1992 gennaio 29 L’urlo di Pannella
1992 gennaio 29 – L’urlo di Pannella
Nessuno di noi si era mai illuso nemmeno per un istante. Il massacro di Piazza Tienanmen a Pechino
sarebbe stato archiviato molto in fretta, con buona pace degli studenti cinesi e dei diritti umani.

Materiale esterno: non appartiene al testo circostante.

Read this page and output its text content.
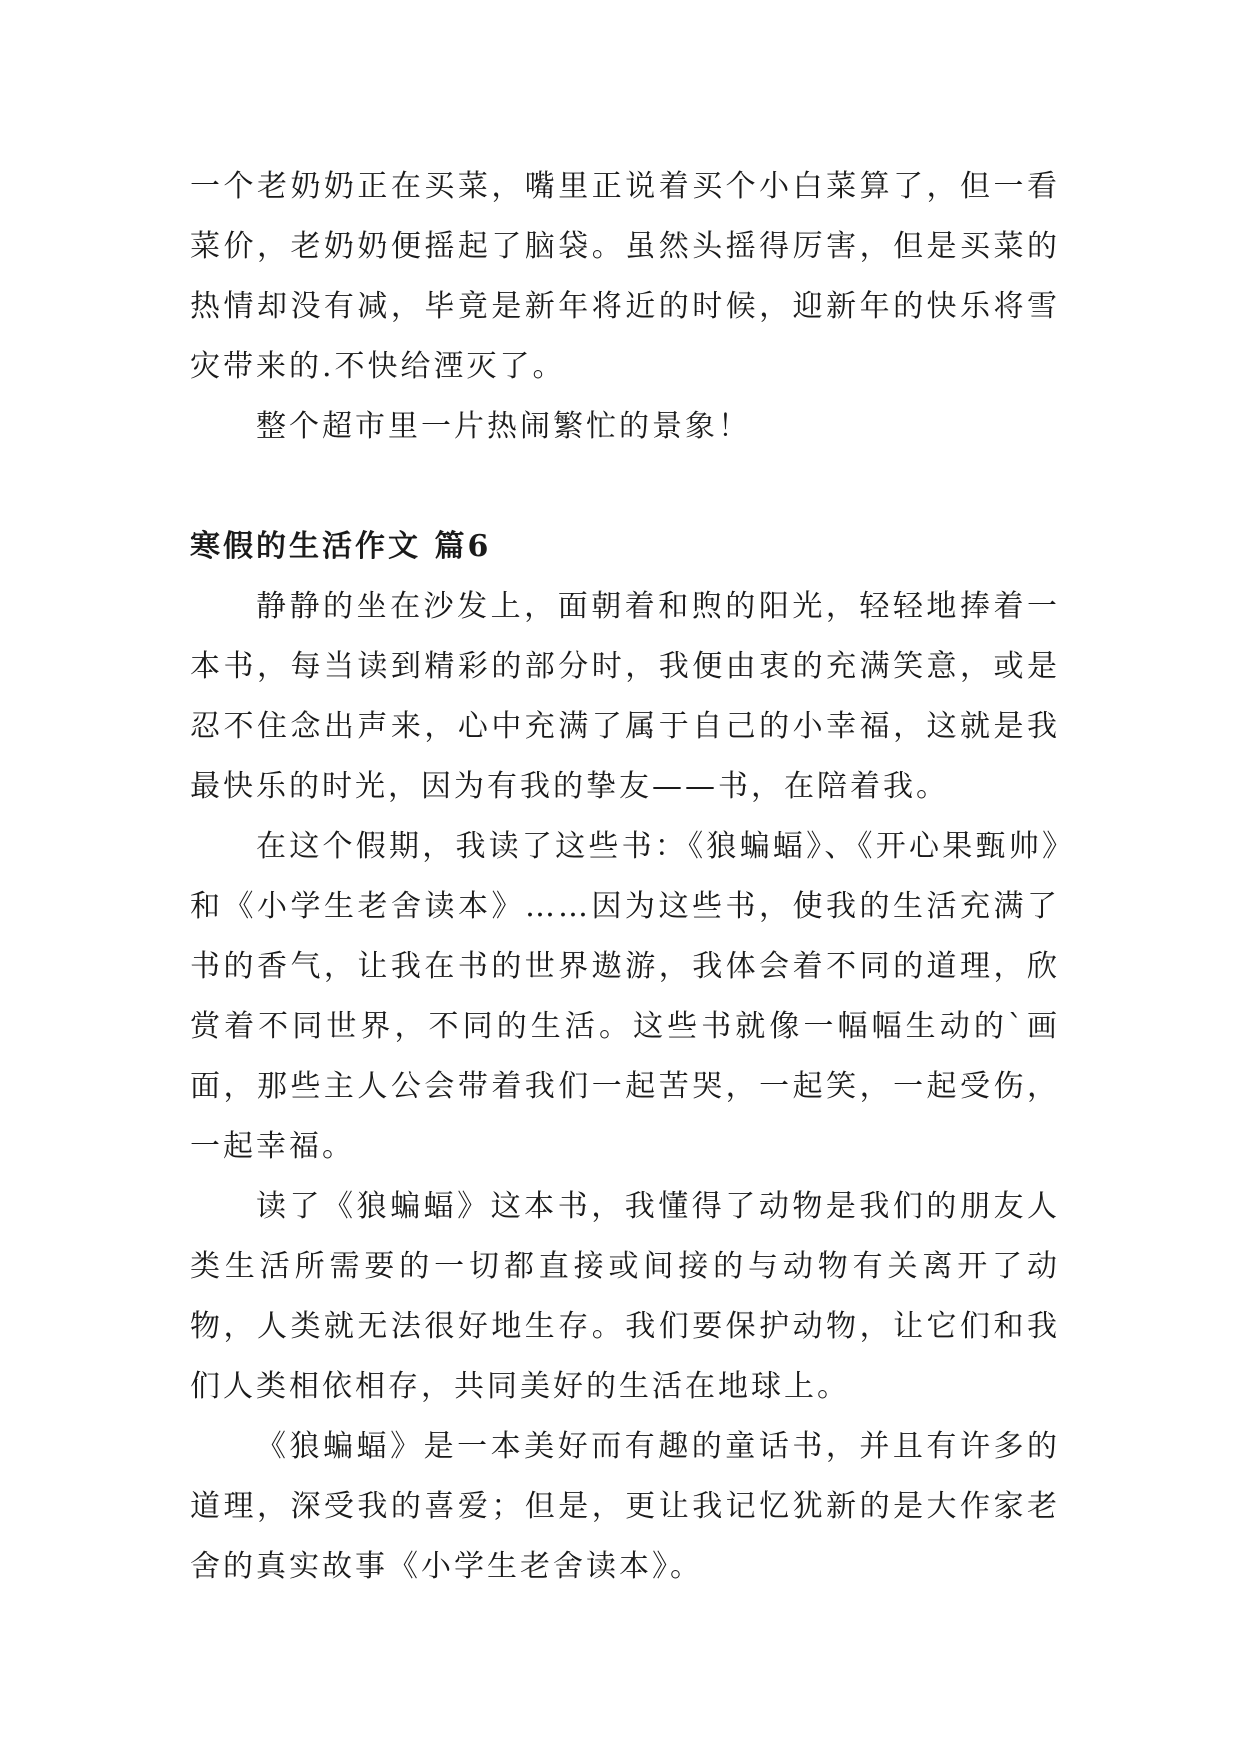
一个老奶奶正在买菜，嘴里正说着买个小白菜算了，但一看菜价，老奶奶便摇起了脑袋。虽然头摇得厉害，但是买菜的热情却没有减，毕竟是新年将近的时候，迎新年的快乐将雪灾带来的.不快给湮灭了。

整个超市里一片热闹繁忙的景象！

寒假的生活作文 篇6

静静的坐在沙发上，面朝着和煦的阳光，轻轻地捧着一本书，每当读到精彩的部分时，我便由衷的充满笑意，或是忍不住念出声来，心中充满了属于自己的小幸福，这就是我最快乐的时光，因为有我的挚友——书，在陪着我。

在这个假期，我读了这些书：《狼蝙蝠》、《开心果甄帅》和《小学生老舍读本》……因为这些书，使我的生活充满了书的香气，让我在书的世界遨游，我体会着不同的道理，欣赏着不同世界，不同的生活。这些书就像一幅幅生动的`画面，那些主人公会带着我们一起苦哭，一起笑，一起受伤，一起幸福。

读了《狼蝙蝠》这本书，我懂得了动物是我们的朋友人类生活所需要的一切都直接或间接的与动物有关离开了动物，人类就无法很好地生存。我们要保护动物，让它们和我们人类相依相存，共同美好的生活在地球上。

《狼蝙蝠》是一本美好而有趣的童话书，并且有许多的道理，深受我的喜爱；但是，更让我记忆犹新的是大作家老舍的真实故事《小学生老舍读本》。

L’ossigeno delle dittature è la violenza. Di fronte ad essa, l’oblio permette alle democrazie di guardare
oltre. Gli Stati hanno altro a cui pensare; niente si può fermare, né gli affari, né la diplomazia né
tantomeno la storia.
Il primo ministro Li Peng, ora in visita in Italia, firmò quel 20 maggio del 1989 la legge marziale; poi
ordinò l’invio dei carri armati che diedero la caccia a migliaia di ragazzi disarmati. Non era più duro
di altri; soltanto un uomo di regime come tanti altri, chiamato a un gesto burocratico di sangue.
Lo sentiva come dovere.
L’Italia ha fatto bene a riceverlo. I ricordi non aiutano a vivere e gli Stati, meno memoria hanno, più
ci guadagnano in contratti, commesse, quote di export e di import. Quando poi c’è di mezzo il
petrolio, anche il siriano Assad diventa per l’Occidente candido come una colomba. E del resto il
nuovo ordine mondiale fondato sull’Onu non ha mai pensato di processare Pol Pot, il genocida della
Cambogia.
Ma noi siamo molto grati a Marco Pannella che si è piazzato davanti all’ingresso principale di
Montecitorio costringendo il questore della Camera a far entrare il premier Li Peng dalla porta di
servizio. Almeno uno che, nel nome della non-violenza, abbia sollevato un urlo di pietà in mezzo a
tanto frusciare di ineluttabili dollari.